Better passes code and UI

At the moment, we have:

  • 2 normal passes: old and denoising one. The one from the denoiser is much better and could become the default one, that would be available as a standalone pass like the old one?
  • not only are many other passes double due to the official denoiser, they also have their own code base/style. The new ones are all or nothing, which is not user friendly and also can’t be easily separated from the denoising code. We are still in a phase were big changes can be done, after 2.8 official, it will be again harder. As the denoiser is getting a new UI for animation and other denoiser may be added, it would be the perfect moment to reunify the way passes are coded, activated and used.

I don’t think the passes should be coupled, the use cases are different and we should be able to change each to fit their purpose, not limit things.

Ok, I can understand the code side argument. But for the user side, the passes the official denoiser produces are partly useful for any denoiser or for other purposes in the compositor. At least as a user, it would help a lot to be able to select those individually just like the other ones, instead of getting 8 layers at once, which in some scene make the rendering take twice the time (especially on dual gpu configurations), in many cases more than 20% slower.
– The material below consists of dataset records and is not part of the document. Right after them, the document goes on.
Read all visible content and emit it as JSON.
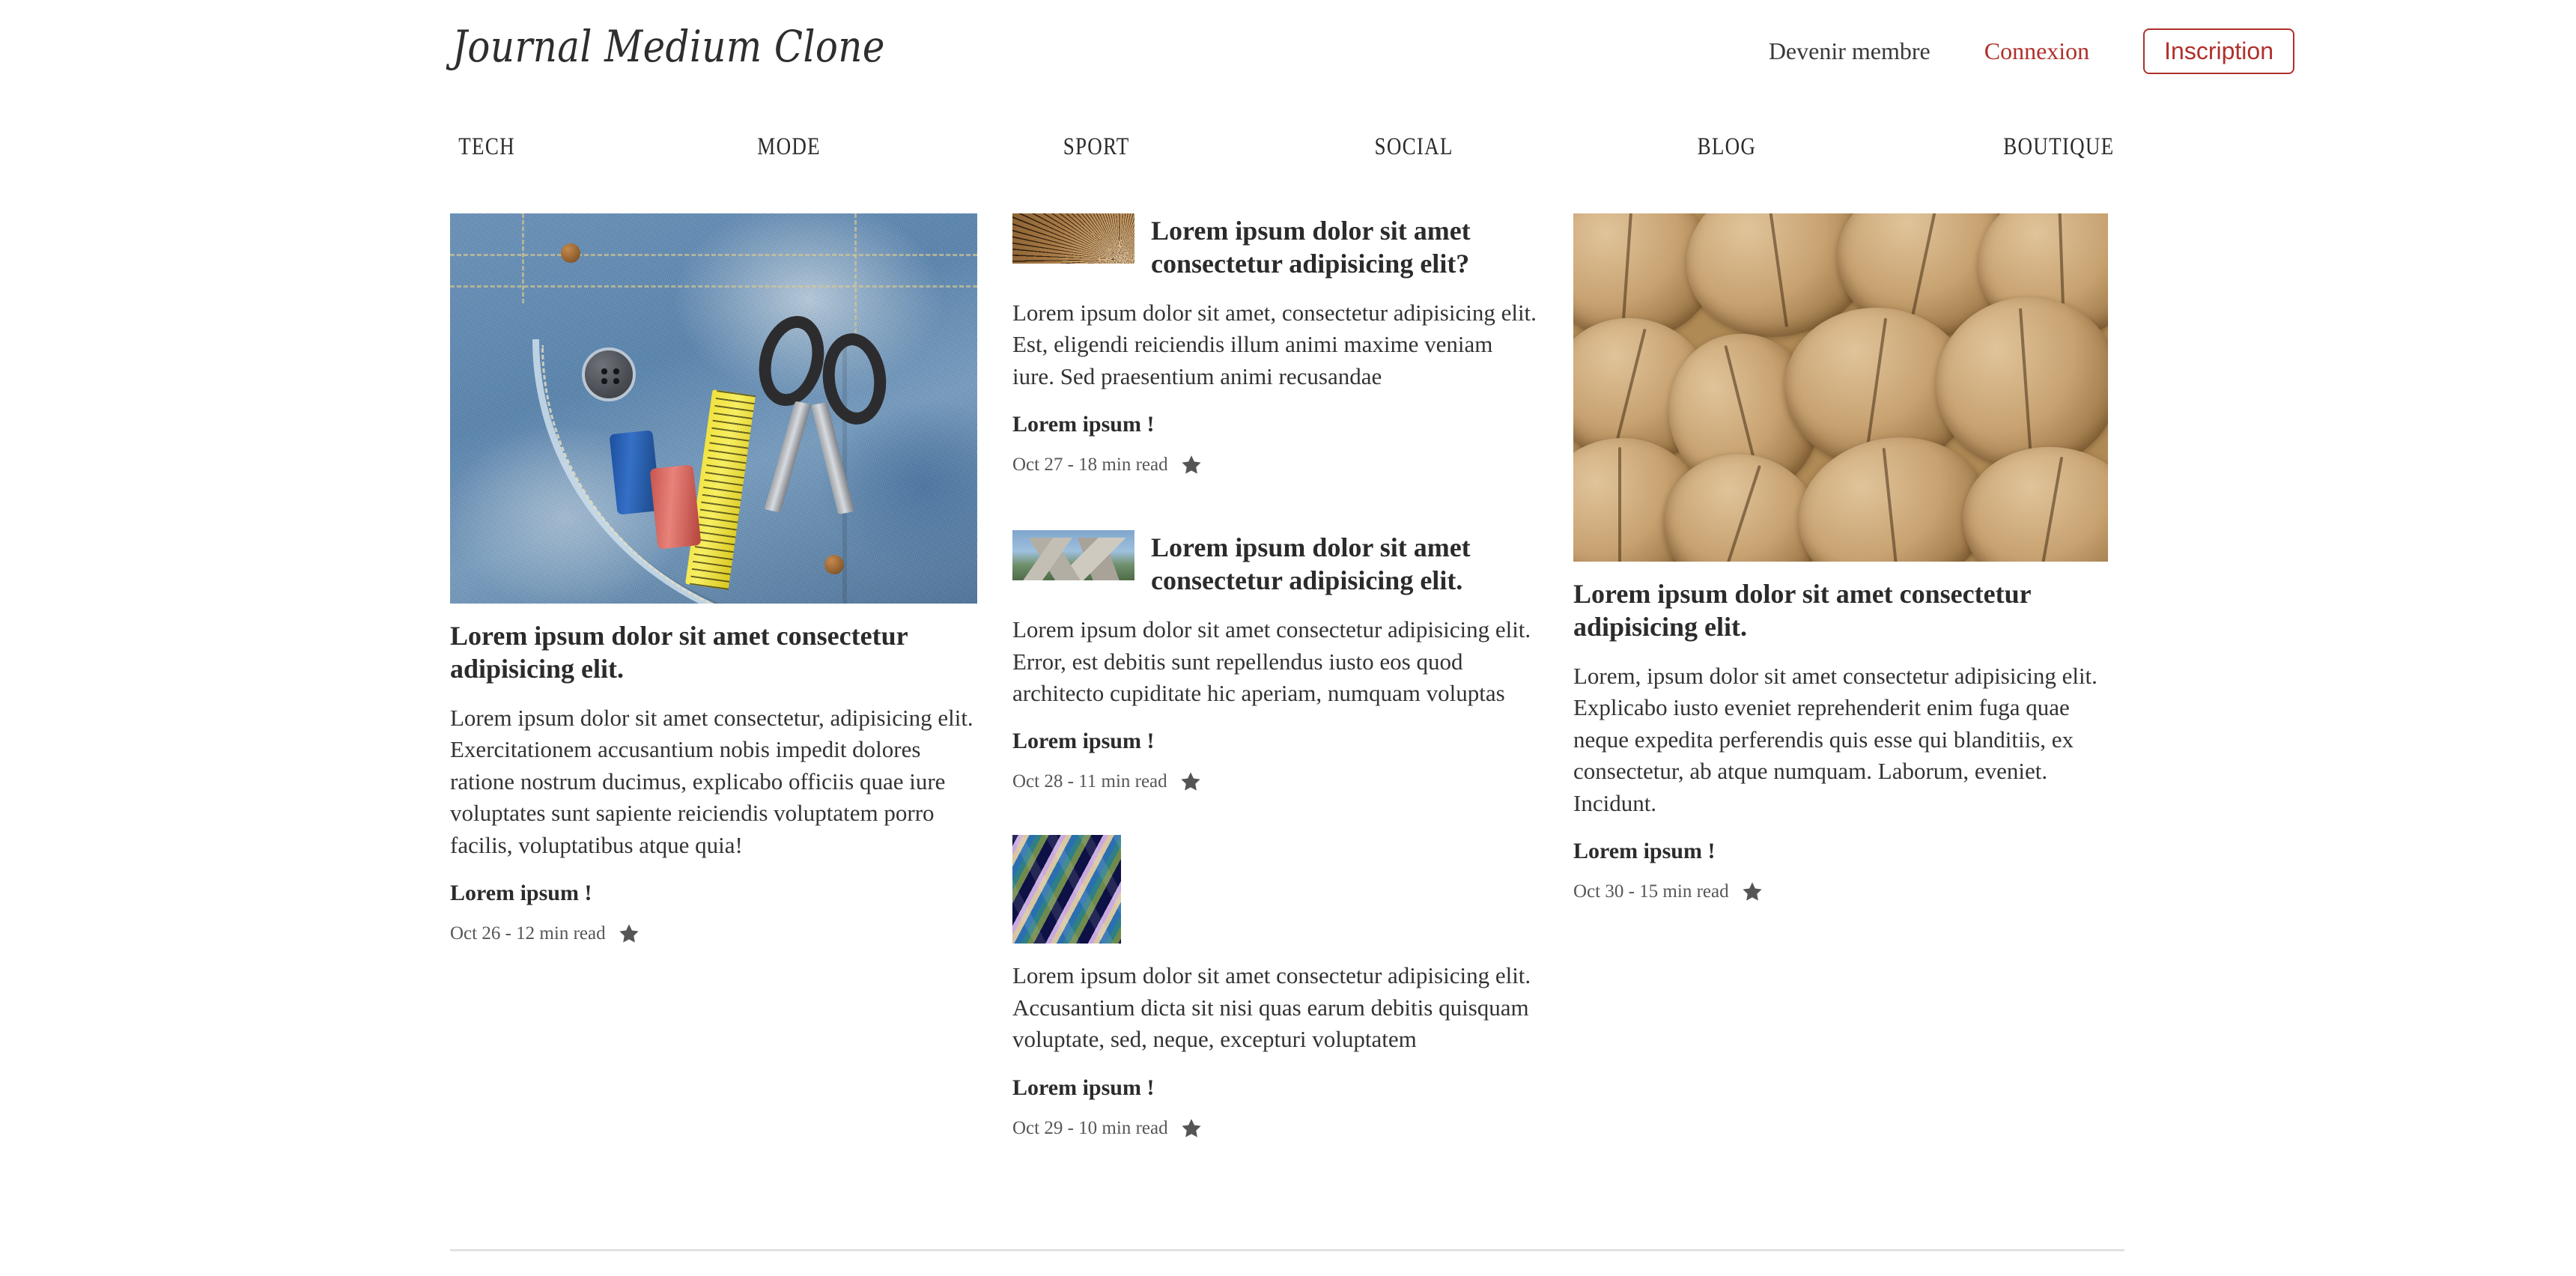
{
  "header": {
    "brand": "Journal Medium Clone",
    "member_link": "Devenir membre",
    "login_link": "Connexion",
    "signup_button": "Inscription",
    "accent_color": "#b0302b"
  },
  "nav": {
    "items": [
      {
        "label": "TECH"
      },
      {
        "label": "MODE"
      },
      {
        "label": "SPORT"
      },
      {
        "label": "SOCIAL"
      },
      {
        "label": "BLOG"
      },
      {
        "label": "BOUTIQUE"
      }
    ]
  },
  "featured": {
    "image_alt": "denim-pocket-sewing-kit",
    "title": "Lorem ipsum dolor sit amet consectetur adipisicing elit.",
    "excerpt": "Lorem ipsum dolor sit amet consectetur, adipisicing elit. Exercitationem accusantium nobis impedit dolores ratione nostrum ducimus, explicabo officiis quae iure voluptates sunt sapiente reiciendis voluptatem porro facilis, voluptatibus atque quia!",
    "tagline": "Lorem ipsum !",
    "meta": "Oct 26 - 12 min read"
  },
  "middle_articles": [
    {
      "image_alt": "wood-cross-section",
      "title": "Lorem ipsum dolor sit amet consectetur adipisicing elit?",
      "excerpt": "Lorem ipsum dolor sit amet, consectetur adipisicing elit. Est, eligendi reiciendis illum animi maxime veniam iure. Sed praesentium animi recusandae",
      "tagline": "Lorem ipsum !",
      "meta": "Oct 27 - 18 min read"
    },
    {
      "image_alt": "mount-rushmore",
      "title": "Lorem ipsum dolor sit amet consectetur adipisicing elit.",
      "excerpt": "Lorem ipsum dolor sit amet consectetur adipisicing elit. Error, est debitis sunt repellendus iusto eos quod architecto cupiditate hic aperiam, numquam voluptas",
      "tagline": "Lorem ipsum !",
      "meta": "Oct 28 - 11 min read"
    },
    {
      "image_alt": "abstract-wavy-stripes",
      "title": "",
      "excerpt": "Lorem ipsum dolor sit amet consectetur adipisicing elit. Accusantium dicta sit nisi quas earum debitis quisquam voluptate, sed, neque, excepturi voluptatem",
      "tagline": "Lorem ipsum !",
      "meta": "Oct 29 - 10 min read"
    }
  ],
  "right_article": {
    "image_alt": "walnuts-pile",
    "title": "Lorem ipsum dolor sit amet consectetur adipisicing elit.",
    "excerpt": "Lorem, ipsum dolor sit amet consectetur adipisicing elit. Explicabo iusto eveniet reprehenderit enim fuga quae neque expedita perferendis quis esse qui blanditiis, ex consectetur, ab atque numquam. Laborum, eveniet. Incidunt.",
    "tagline": "Lorem ipsum !",
    "meta": "Oct 30 - 15 min read"
  },
  "icons": {
    "star": "star-icon"
  }
}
Sometime, it’s even slower with just the denoising data alone than with the full denoising. It also requires more memory.

I don’t think the performance overhead of computing denoising passes would be significantly reduced by computing only a subset of them. The main cost is likely the prefiltering which would have to happen even when computing just 1 pass.

That confirms my first attempts. Then I’ll have to find another way. Thanks for the quick answer.

The performance is indeed due to the prefiltering and is not dependant on the number of passes. I deactivated all passes but normal, still the rendering is about 1.8x slower using 2 gpus (nearly as slow as with 1 gpu) compared to not activating the denoising data passes.

From left to right: 1gpu with normal denoising data pass, 2 GPU with normal denoising data pass, 2GPU without denoising passes
The result is about the same with all the data passes activated like in master. Sometime, it’s even slower with 2 gpus than with 1.
Looks like their is a lot of idling, so it’s not really the performance penalty of prefiltering itself. Is it really mendatory to have so much idling although each tile is pretty independent, so should be safe to access any time? Even if prefiltering would need neighboor tiles, I don’t see why it would lock rendering a new tile which can not be a neighboor tile?

I just noticed it only happens on self made builds (on vanilla Blender2.7 branch, call “make.bat release 2017” on windows). The buildbots don’t have the bug.

  • libs are the one from svn,
  • not a single line of code was changed.
  • I also use CUDA 9.1 for all arch up to sm_61.
  • I tried both 15.7 and 15.9 VS

When rendering the bmw scene at 200%, tile size 32x32, 25spp , both GPUs are at 30-40% load and the render time goes from 17sec without denoising data to 48sec with using 2 gpus. On buildbots, it goes only from 17 to 20sec.

@LazyDodo any Idea ?

No idea where that difference could be. You could try copying the CUDA binaries to see if it’s related to that or something else. And are you sure this is consistently repeatable or is there some randomness?

Actually, I took an old buildbot without noticing. The bug is also in the latest buildbots. As far as I can tell, it started with
Open the file from pasteall in my last post, hit F12 with 2 gpus and monitor gpu usage with msi afterburner.
There is a bit of randomness, but still most of the time the load is between 30 and 40% with window minimized/console render and around 15% with render window visible.

Before that build it would not prefilter the denoising passes at all, so it’s not that surprising. Probably some optimizations could be done to speed up prefilter/denoise with multiple GPUs.

The problem here is not really that prefiltering takes so much time. It’s more that it seems to prevent the other GPU from working and it seems to happen mostly with GPUs without a display.
Manually setting the step_sample value in device_cuda to 1 000 000 kind of simulate cards without display and makes the bug more obvious in multi-gpu setups.
With this change, as long as all GPUs do pure path tracing, they all work 95-100%, at the moment one of them starts to prefilter, it seems the other one finish path tracing their tile and then idle until the prefiltering is finished. Then another GPU enters prefiltering and the same happen: the other ones finish their tile and idle until the prefiltering tile is finished, as if they couldn’t acquire a new tile to work on ?

I simply kicked the new animation denoising for now, but I think it would also help vanilla Blender to have it work properly as the bug is also in buildbots.